The Bipartisan Classics Act Is Ready For Prime Time: Time to fix Pre 1972 Loophole

Issa (R-CA) and Nadler (D-NY) sponsored the Classics Act in the house. 

Artists that had the misfortune to record before 1972 do not get royalties for the public performance of their recordings on satellite and non-interactive streaming services.  This so-called loophole is simply a creation of federal courts (Ninth & Second) and apparent collusion by digital services (DOJ antitrust: Agreeing to fix a price at $0 is still price fixing).

The Classics Act is designed to fix this loophole.  This fix has long been championed by Rep Nadler (D-NY) and Rep Issa (R-CA).  It’s a simple matter of fairness and equal treatment under the law.  There is no way in hell that the legislators who enacted The Digital Performance Right in Sound Recordings Act of 1995 (DPRA) intended to leave out pre-1972 performers.  Why has this persisted so long?

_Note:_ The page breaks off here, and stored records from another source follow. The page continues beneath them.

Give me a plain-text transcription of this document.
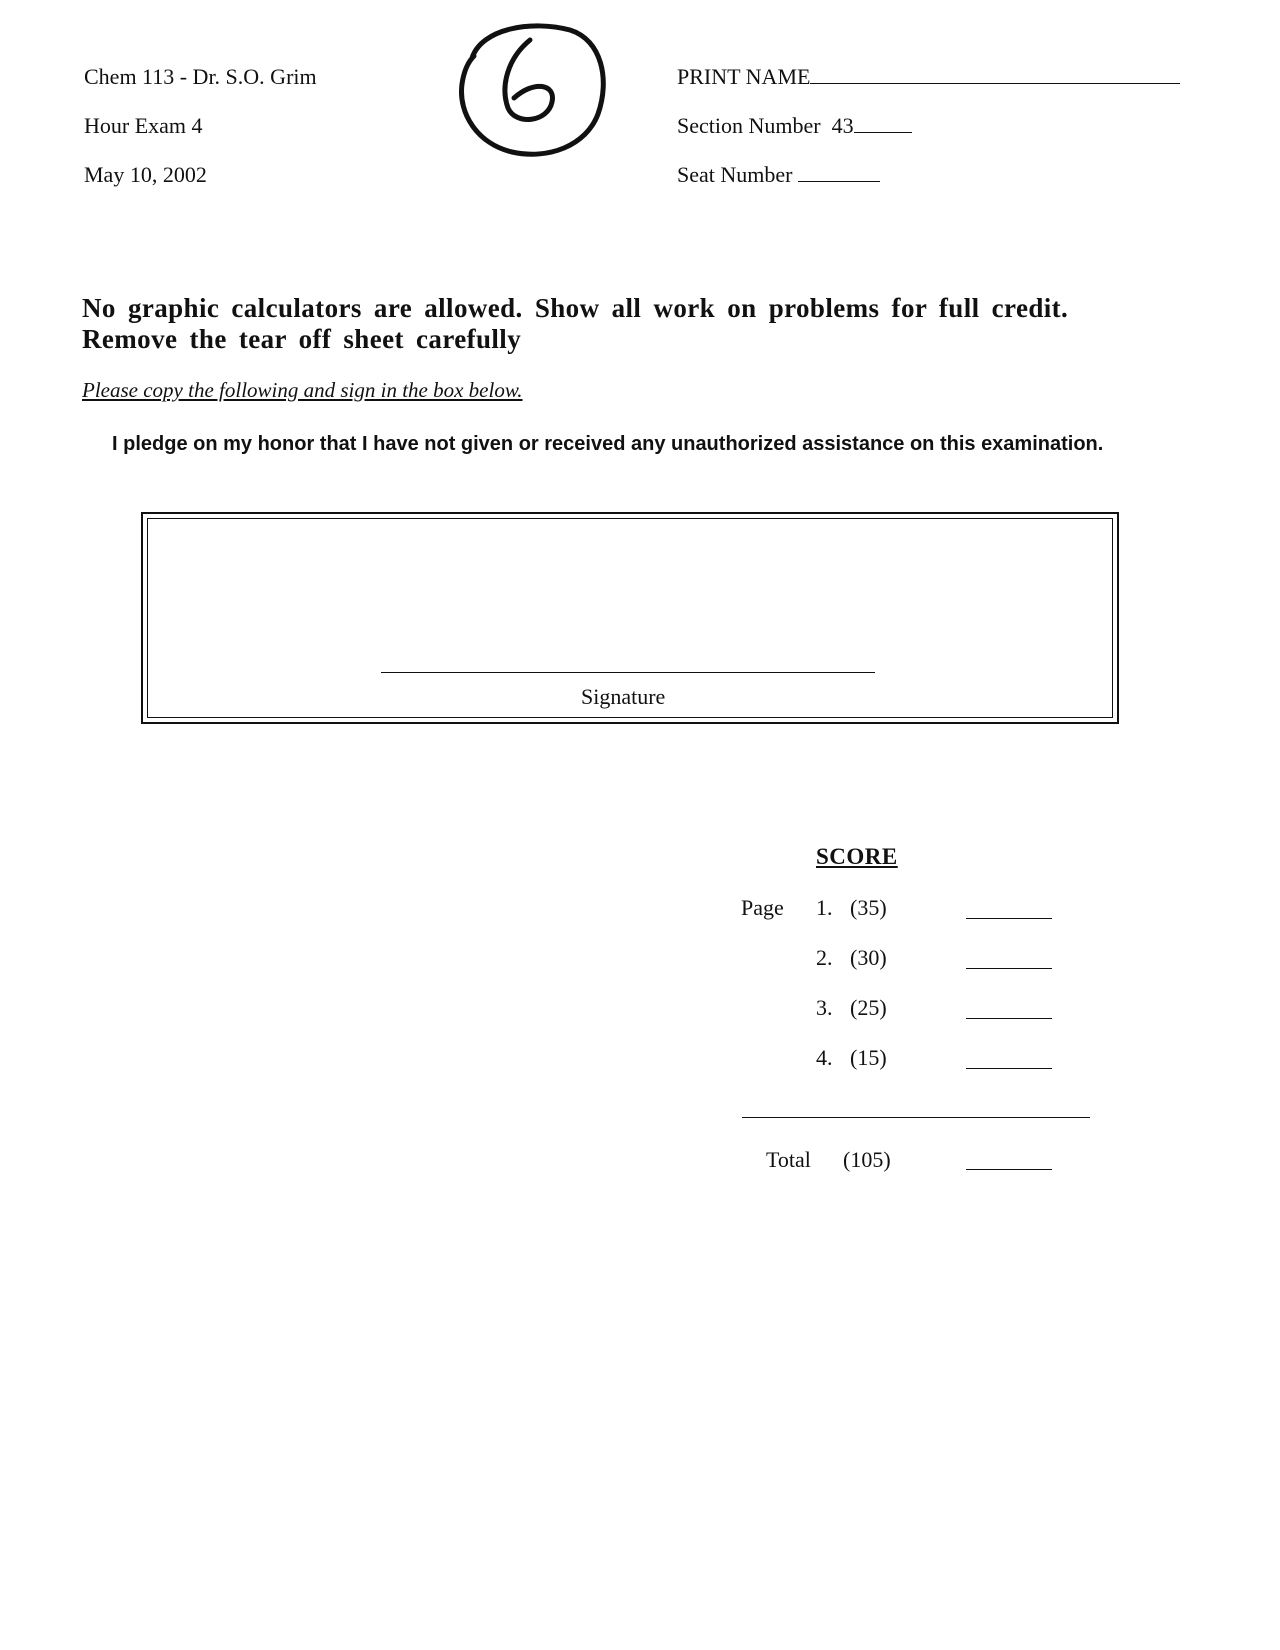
Chem 113 - Dr. S.O. Grim
Hour Exam 4
May 10, 2002
PRINT NAME
Section Number 43
Seat Number
No graphic calculators are allowed. Show all work on problems for full credit.
Remove the tear off sheet carefully
Please copy the following and sign in the box below.
I pledge on my honor that I have not given or received any unauthorized assistance on this examination.
Signature
SCORE
Page 1. (35)
2. (30)
3. (25)
4. (15)
Total (105)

Artists owe a debt of gratitude to Nadler and Issa for relentlessly pushing this bill forward.  Also  Pandora, SoundExchange and other groups like Music First, the Internet Association, the GRAMMYs,  Screen Actors Guild‐American Federation of Television and Radio Artists, American Federation of Musicians, the Content Creators Coalition, the Future of Music Coalition, Fare Play, the Rhythm and Blues Foundation, and the Living Legends Foundation deserve their fair share of the credit.